“A GPU interpolating reconstruction from unorganized points” by Buchart, Borro and Amundarain

  • ©Carlos Buchart, Diego Borro, and Aiert Amundarain




    A GPU interpolating reconstruction from unorganized points



    We present a GPU method for surface reconstruction from unorganized point clouds without additional information, based on the work of [Gopi et al. 2000]. The main objective of this work is the generation of a GPU interpolating reconstruction method by using local Delaunay triangulations. Existing algorithms accelerated by graphic hardware are approximating approaches, usually based on either marching cubes or marching tetrahedras. Our work most valuable innovation is the GPU adaptation itself; we developed GPU suitable methods to replace those steps which could not to be implemented in graphics hardware.
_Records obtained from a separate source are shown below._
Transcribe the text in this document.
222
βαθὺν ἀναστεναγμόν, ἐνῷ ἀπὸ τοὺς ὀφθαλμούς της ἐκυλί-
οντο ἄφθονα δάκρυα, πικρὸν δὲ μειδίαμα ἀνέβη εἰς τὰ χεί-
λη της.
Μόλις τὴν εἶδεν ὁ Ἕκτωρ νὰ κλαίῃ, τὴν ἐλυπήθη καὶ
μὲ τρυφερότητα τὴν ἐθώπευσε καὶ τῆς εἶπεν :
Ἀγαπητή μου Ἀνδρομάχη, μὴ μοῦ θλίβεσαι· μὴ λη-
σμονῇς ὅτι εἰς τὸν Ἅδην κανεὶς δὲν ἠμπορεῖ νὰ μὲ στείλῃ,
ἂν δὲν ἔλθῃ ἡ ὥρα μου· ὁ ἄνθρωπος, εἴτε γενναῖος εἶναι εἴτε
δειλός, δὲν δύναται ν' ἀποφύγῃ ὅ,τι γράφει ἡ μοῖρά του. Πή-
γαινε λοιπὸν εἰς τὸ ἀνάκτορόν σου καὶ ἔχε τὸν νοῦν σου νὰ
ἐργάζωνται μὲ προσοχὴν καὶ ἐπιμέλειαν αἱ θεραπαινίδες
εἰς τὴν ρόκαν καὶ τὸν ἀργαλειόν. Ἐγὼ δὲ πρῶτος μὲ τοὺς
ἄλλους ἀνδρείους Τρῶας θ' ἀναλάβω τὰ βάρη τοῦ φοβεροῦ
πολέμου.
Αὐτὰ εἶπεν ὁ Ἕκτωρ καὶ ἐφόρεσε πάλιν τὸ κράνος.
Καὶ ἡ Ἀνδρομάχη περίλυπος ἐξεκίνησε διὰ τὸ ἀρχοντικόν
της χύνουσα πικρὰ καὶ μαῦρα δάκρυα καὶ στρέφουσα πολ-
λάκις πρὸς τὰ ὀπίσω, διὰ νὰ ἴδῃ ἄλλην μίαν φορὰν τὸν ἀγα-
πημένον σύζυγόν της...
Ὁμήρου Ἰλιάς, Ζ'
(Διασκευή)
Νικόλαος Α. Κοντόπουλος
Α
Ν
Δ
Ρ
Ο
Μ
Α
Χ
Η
The two most noticeable ones are the O(log(k)) method which identifies Delaunay neighbors (replacing the O(k) backtracking) and the sorting of a great number of small lists in O(log2(k)). Additionally, a divide and conquer approach was adopted to suit video memory constrains; passes are then independent, so multi-GPU parallelization can be performed without changes. Our tests show an 11 times average gain over the CPU version.


    1. Gopi, M., Krishnan, S., and Silva, C. T. 2000. Surface reconstruction based on lower dimensional localized delaunay triangulation. Eurographics 19, 3, 467–478.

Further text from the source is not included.